I need to return from a list only those values which are odd so I am trying to break my list using car and cdr functions. I have a recursive funciton call that checks if the Car returns a list then further break it using car and cdr , otherwise just pass the first element to a function call check if Odd.

The problem with the special case (10 11 (12 13)) is that car returns 10 cdr returns (11 (12 13))

then in second iteration car returns (11 (12 13)) cdr returns (11 (12 13))

so How can i further break my list using car and cdr.
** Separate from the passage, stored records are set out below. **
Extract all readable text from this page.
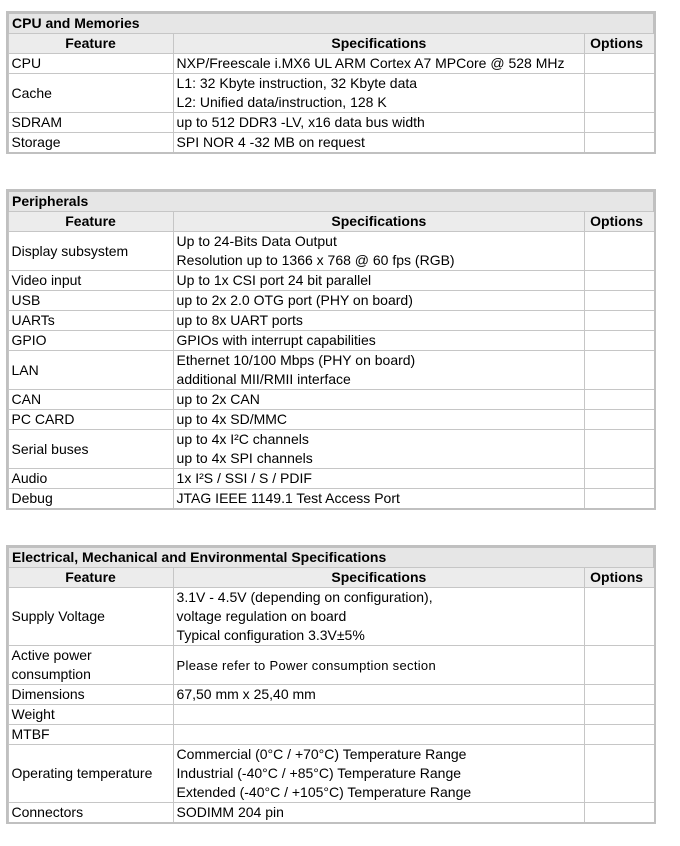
CPU and Memories		
Feature	Specifications	Options
CPU	NXP/Freescale i.MX6 UL ARM Cortex A7 MPCore @ 528 MHz	

Cache	L1: 32 Kbyte instruction, 32 Kbyte data
L2: Unified data/instruction, 128 K	

SDRAM	up to 512 DDR3 -LV, x16 data bus width	

Storage	SPI NOR 4 -32 MB on request	

Peripherals		
Feature	Specifications	Options
Display subsystem	Up to 24-Bits Data Output
Resolution up to 1366 x 768 @ 60 fps (RGB)	

Video input	Up to 1x CSI port 24 bit parallel	

USB	up to 2x 2.0 OTG port (PHY on board)	

UARTs	up to 8x UART ports	

GPIO	GPIOs with interrupt capabilities	

LAN	Ethernet 10/100 Mbps (PHY on board)
additional MII/RMII interface	

CAN	up to 2x CAN	

PC CARD	up to 4x SD/MMC	

Serial buses	up to 4x I²C channels
up to 4x SPI channels	

Audio	1x I²S / SSI / S / PDIF	

Debug	JTAG IEEE 1149.1 Test Access Port	

Electrical, Mechanical and Environmental Specifications		
Feature	Specifications	Options
Supply Voltage	3.1V - 4.5V (depending on configuration),
voltage regulation on board
Typical configuration 3.3V±5%	

Active power consumption	Please refer to Power consumption section	

Dimensions	67,50 mm x 25,40 mm	

Weight	

MTBF	

Operating temperature	Commercial (0°C / +70°C) Temperature Range
Industrial (-40°C / +85°C) Temperature Range
Extended (-40°C / +105°C) Temperature Range	

Connectors	SODIMM 204 pin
I need to preserve the brackets in my final answer as well as only return the list having odd values of integers.

Answer 1

for a function that needs to work on an arbitrary nested list I find it easy to first write the flat list version (filter-odd in our case) and then edit it to produce the nested version (I will call it filter-odd*)

First for normal filter-odd

(define filter-odd
   (lambda (ls)
      (cond
        [(null? ls) '()]
        [(odd? (car ls)) (cons (car ls) (filter-odd (cdr ls)))]
        [else (filter-odd (cdr ls))])))

Now for filter-odd* (one right-hand side will be left as an exercise (though it seems like you know the answer from your question))

(define filter-odd*
   (lambda (ls)
      (cond
        [(null? ls) '()]
        [(list? (car ls)) #| Do something with both car and cdr of ls |# ]
        [(odd? (car ls)) (cons (car ls) (filter-odd* (cdr ls)))]
        [else (filter-odd* (cdr ls))])))

As a note, this design pattern can be used to help write any recursive program and convert it from only working on flat lists to working on arbitrarily deep lists.

Answer 2

Here's a general solution, for lists with an arbitrary level of nesting:

(define (odds-list lst)
  (cond ((null? lst) '())                 ; the list is empty
        ((not (list? (car lst)))          ; first element is not a list
         (if (odd? (car lst))             ; element is odd
             (cons (car lst) (odds-list (cdr lst))) ; build the returned list
             (odds-list (cdr lst))))      ; element is even
        (else (cons (odds-list (car lst)) ; first element is a list
                    (odds-list (cdr lst))))))

Notice that three cases need to be considered:

1. If the list is empty
2. If the first element of the list is not a list
3. If the first element of the list is a list

For the second case, two further cases need to be considered:

1. If the element is odd, then we add it to the list returned
2. If the element is even, we skip it and continue with the next element

Answer 3

Here's my take:

(define filter*
  (lambda (e f)
    (cond ((pair? e)
           (append (filter* (car e) f)
                   (filter* (cdr e) f)))
          ((null? e) '())
          ((f e) (list e))
          (else '()))))

and then you can do:

> (filter* '(1 (2 . 3) ((4 . 5))) even?)
(2 4)
> (filter* '(1 (2 . 3) ((4 . 5))) odd?)
(1 3 5)